Violence is deeply rooted in Chicago’s history. Racial tensions contributed to that sad truth for years but in 1960s, it was a truth many young people could no longer swallow. They confronted hate with, of all things, non-violent demonstrations. The peaceful but sometimes dangerous strategy became a cornerstone of the Civil Rights Movement. Fifty years ago, Chicago’s beaches were segregated—not by law but by neighbors.
So demonstrators decided to wade-in. WBEZ’s Richard Steele brought Eight Forty-Eight the story. And one quick warning--- there is strong language in this conversation.

Music Button: Ramsey Lewis, "Wade in the Water", from the Album Hang On Ramsey/Wade in the Water, (BGO Records)

Race relations in America took a decided but difficult turn in the 1960s. Non-violent demonstrations across the country confronted racism, segregation and hatred head on. Young people, students—black and white—took part in sit-ins and freedom rides.

Though much attention was paid to the Jim Crow South, Chicago had its own racial divide.

A number of Chicago neighborhoods that had been, “all white,” became integrated—South Shore was one of those neighborhoods.

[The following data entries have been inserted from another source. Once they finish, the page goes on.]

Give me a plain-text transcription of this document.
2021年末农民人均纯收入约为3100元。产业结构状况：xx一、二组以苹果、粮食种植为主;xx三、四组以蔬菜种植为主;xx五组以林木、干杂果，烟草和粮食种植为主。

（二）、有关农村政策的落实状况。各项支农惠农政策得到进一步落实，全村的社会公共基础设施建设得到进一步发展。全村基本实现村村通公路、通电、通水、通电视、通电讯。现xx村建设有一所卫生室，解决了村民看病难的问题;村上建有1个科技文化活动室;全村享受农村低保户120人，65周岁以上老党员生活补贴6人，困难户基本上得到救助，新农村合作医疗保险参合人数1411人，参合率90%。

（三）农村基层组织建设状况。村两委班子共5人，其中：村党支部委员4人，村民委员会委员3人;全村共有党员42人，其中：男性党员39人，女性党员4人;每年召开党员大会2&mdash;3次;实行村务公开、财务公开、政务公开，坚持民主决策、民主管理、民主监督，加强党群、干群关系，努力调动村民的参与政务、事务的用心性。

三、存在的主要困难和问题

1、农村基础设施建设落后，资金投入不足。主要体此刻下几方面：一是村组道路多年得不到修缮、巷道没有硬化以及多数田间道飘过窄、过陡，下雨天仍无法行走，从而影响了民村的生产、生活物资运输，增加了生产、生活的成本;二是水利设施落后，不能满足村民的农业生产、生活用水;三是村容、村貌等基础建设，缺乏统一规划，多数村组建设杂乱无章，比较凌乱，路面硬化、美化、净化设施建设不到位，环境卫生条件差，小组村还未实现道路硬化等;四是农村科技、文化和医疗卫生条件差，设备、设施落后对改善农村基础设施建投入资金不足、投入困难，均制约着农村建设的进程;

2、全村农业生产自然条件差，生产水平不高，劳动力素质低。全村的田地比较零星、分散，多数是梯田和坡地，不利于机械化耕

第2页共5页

As blacks continued to move in and attempted to use public facilities, like Rainbow Beach, there was a growing resentment stewing among a vocal segment of the white community.

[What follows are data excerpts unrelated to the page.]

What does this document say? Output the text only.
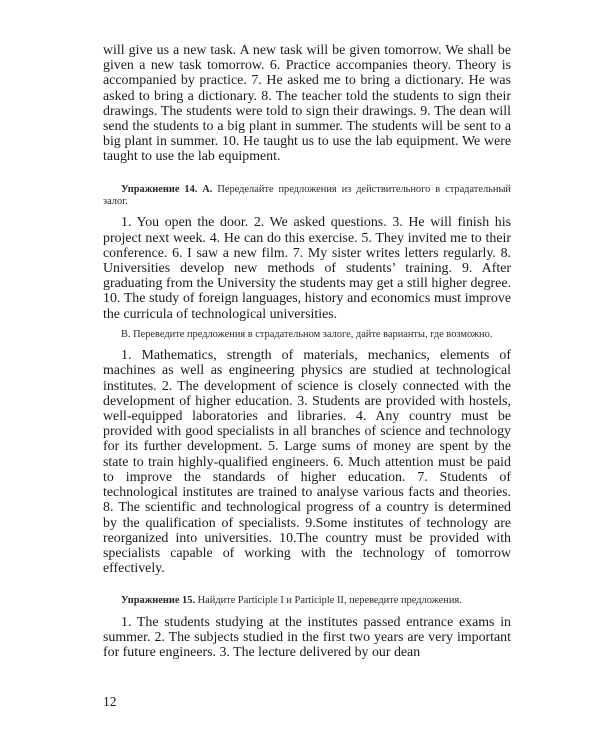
will give us a new task. A new task will be given tomorrow. We shall be given a new task tomorrow. 6. Practice accompanies theory. Theory is accompanied by practice. 7. He asked me to bring a dictionary. He was asked to bring a dictionary. 8. The teacher told the students to sign their drawings. The students were told to sign their drawings. 9. The dean will send the students to a big plant in summer. The students will be sent to a big plant in summer. 10. He taught us to use the lab equipment. We were taught to use the lab equipment.

Упражнение 14. А. Переделайте предложения из действительного в страдательный залог.

1. You open the door. 2. We asked questions. 3. He will finish his project next week. 4. He can do this exercise. 5. They invited me to their conference. 6. I saw a new film. 7. My sister writes letters regularly. 8. Universities develop new methods of students’ training. 9. After graduating from the University the students may get a still higher degree. 10. The study of foreign languages, history and economics must improve the curricula of technological universities.

В. Переведите предложения в страдательном залоге, дайте варианты, где возможно.

1. Mathematics, strength of materials, mechanics, elements of machines as well as engineering physics are studied at technological institutes. 2. The development of science is closely connected with the development of higher education. 3. Students are provided with hostels, well-equipped laboratories and libraries. 4. Any country must be provided with good specialists in all branches of science and technology for its further development. 5. Large sums of money are spent by the state to train highly-qualified engineers. 6. Much attention must be paid to improve the standards of higher education. 7. Students of technological institutes are trained to analyse various facts and theories. 8. The scientific and technological progress of a country is determined by the qualification of specialists. 9.Some institutes of technology are reorganized into universities. 10.The country must be provided with specialists capable of working with the technology of tomorrow effectively.

Упражнение 15. Найдите Participle I и Participle II, переведите предложения.

1. The students studying at the institutes passed entrance exams in summer. 2. The subjects studied in the first two years are very important for future engineers. 3. The lecture delivered by our dean

12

The tension turned physical in August of 1960. A black policeman and his family were run off Rainbow Beach by other beachgoers. The incident sparked a “call to action” from Velma Murphy, who was president of the NAACP Youth Council; and so she gathered her troops. She turned to another young organizer who had successfully wrangled white support at the University of Chicago. Norm Hill helped integrate the effort—and won Velma’s heart in the process. They married within the year and are still married to this day.

They knew there was potential for violence but they were young—and brazen. Velma said it was the audacity of young people; that they didn’t think they would be hurt and that the police would protect them. But the police weren’t there and they were hurt—no one more than Velma. She shared her vivid memories of what happened on that hot August day on Rainbow Beach.

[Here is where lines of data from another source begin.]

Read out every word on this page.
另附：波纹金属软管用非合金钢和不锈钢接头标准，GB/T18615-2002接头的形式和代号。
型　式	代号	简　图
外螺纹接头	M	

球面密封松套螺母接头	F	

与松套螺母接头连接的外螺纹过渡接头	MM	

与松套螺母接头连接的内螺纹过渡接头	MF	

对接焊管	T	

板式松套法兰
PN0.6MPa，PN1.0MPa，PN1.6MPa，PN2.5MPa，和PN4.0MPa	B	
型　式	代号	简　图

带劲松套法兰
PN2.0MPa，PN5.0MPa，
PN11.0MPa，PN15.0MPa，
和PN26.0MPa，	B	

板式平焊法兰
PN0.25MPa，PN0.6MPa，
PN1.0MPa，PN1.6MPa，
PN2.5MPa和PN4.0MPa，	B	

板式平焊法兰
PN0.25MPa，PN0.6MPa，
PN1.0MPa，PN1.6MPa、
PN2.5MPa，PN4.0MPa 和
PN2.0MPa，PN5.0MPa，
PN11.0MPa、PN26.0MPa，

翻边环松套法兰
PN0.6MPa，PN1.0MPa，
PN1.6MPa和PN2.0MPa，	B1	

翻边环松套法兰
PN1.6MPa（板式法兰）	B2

Their demonstration was not met with unconditional support from the civil rights community. Steele spoke to Timuel Black who is a retired college professor, political activist and one of the black community’s most highly respected historians. Black remembered, in fact, being asked to stop the demonstrators.

But they were young and not easily discouraged. So they went back to the beach—week after week. And Black started going too. At the time, Black was the Chicago president of the American Labor Council. So, he made sure the “city fathers” paid attention and that the protestors were protected by Chicago police officers.

Many forget about the wade-ins at Rainbow Beach. But Velma Murphy Hill can’t. The summer of 1960 and her experience on the sands of that beach etched deep physical and emotional scars. The events of that day changed Velma’s life forever—and gave it new purpose.

The memory and importance of the wade-ins of the early 1960s at Rainbow Beach should not be carried out with the tides of time. A coalition of civil rights and labor groups hope to make sure of that.

Fifty years later, an historic marker will be dedicated at Rainbow Beach on Saturday, Aug. 20—and it is what will ultimately bring Velma back to the beach.